Fibronectin promotes macrophage adherence and expression of Fc receptors, is chemotactic for fibroblasts, and is an opsonin for fibrin and denatured collagen. These properties suggest a role for fibronectin in the modulation of joint inflammation. Since structural modification of the fibronectin molecule has been shown to result in loss or de novo acquisition of opsonic and chemotactic activity, we determined the functional and immunochemical properties of fibronectin isolated from the inflamed joint.

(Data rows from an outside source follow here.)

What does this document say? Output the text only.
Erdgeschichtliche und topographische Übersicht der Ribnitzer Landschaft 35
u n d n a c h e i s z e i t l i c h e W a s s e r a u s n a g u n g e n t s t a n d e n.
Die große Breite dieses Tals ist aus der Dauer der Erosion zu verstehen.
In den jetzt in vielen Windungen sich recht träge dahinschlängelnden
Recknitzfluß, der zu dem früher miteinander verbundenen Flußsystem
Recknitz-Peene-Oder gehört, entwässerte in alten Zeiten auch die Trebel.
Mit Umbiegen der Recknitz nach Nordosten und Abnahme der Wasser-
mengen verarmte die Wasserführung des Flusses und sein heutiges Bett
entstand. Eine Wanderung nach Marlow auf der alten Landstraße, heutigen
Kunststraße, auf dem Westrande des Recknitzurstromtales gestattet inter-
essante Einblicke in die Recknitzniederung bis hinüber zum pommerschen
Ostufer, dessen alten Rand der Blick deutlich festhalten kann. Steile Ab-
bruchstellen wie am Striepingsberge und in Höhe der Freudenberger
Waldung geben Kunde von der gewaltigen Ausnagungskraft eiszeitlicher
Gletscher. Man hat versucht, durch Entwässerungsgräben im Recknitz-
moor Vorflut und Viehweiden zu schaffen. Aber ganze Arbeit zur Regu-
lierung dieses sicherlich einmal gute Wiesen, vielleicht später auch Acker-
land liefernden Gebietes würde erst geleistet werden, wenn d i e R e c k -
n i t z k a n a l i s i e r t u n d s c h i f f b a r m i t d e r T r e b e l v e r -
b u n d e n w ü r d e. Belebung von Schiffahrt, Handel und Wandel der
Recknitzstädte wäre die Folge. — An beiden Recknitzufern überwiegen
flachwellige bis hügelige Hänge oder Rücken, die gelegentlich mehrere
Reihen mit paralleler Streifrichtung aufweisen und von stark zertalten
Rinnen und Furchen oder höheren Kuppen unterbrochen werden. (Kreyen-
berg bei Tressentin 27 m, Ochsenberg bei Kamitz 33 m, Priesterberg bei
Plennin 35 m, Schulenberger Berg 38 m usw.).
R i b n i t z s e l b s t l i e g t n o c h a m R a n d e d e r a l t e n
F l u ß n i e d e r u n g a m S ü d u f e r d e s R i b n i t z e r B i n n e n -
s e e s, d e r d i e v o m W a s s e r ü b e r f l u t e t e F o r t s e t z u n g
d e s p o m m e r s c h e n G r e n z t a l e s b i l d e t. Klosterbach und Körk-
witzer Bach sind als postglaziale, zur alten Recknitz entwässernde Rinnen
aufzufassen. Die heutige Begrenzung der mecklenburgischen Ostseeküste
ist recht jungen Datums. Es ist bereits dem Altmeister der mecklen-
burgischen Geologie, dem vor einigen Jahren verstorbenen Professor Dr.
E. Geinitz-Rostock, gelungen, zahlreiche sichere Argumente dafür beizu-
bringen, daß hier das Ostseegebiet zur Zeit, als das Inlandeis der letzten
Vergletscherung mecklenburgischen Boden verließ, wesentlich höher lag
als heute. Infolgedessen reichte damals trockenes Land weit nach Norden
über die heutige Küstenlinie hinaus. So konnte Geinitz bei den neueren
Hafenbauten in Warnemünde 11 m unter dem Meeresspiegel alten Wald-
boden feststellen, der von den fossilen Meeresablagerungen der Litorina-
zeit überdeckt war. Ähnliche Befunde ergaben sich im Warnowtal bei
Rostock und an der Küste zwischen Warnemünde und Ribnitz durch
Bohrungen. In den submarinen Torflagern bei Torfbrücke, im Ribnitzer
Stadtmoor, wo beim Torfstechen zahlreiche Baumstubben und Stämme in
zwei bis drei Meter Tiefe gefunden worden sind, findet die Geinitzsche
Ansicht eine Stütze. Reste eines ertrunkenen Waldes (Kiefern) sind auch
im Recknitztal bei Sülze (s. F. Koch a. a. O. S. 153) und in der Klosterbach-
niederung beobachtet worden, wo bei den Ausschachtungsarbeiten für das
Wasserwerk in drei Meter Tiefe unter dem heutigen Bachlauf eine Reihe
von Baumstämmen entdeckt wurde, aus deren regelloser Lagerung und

Eighty‐six percent of synovial fluids obtained from patients with active rheumatoid arthritis (RA) contained fibronectin fragments, and 39% of the fluids no longer displayed the dimeric form. Compared with native fibronectin, RA peptides were as active in promoting synoviocyte chemotaxis and in glycosaminoglycan binding, but displayed lower affinity for fibrin and gelatin. Although comparable with intact protein in augmenting monocyte attachment to gelatin, the RA synovial fluid peptides did not augment monocyte attachment to fibrin. Analysis of whole synovial fluid and isolated fibronectins by enzyme immunoassay showed that the increased fibronectin immunoreactivity, previously reported in RA synovial fluid, measures intact and nearly intact protein and does not measure extensively degraded fragments.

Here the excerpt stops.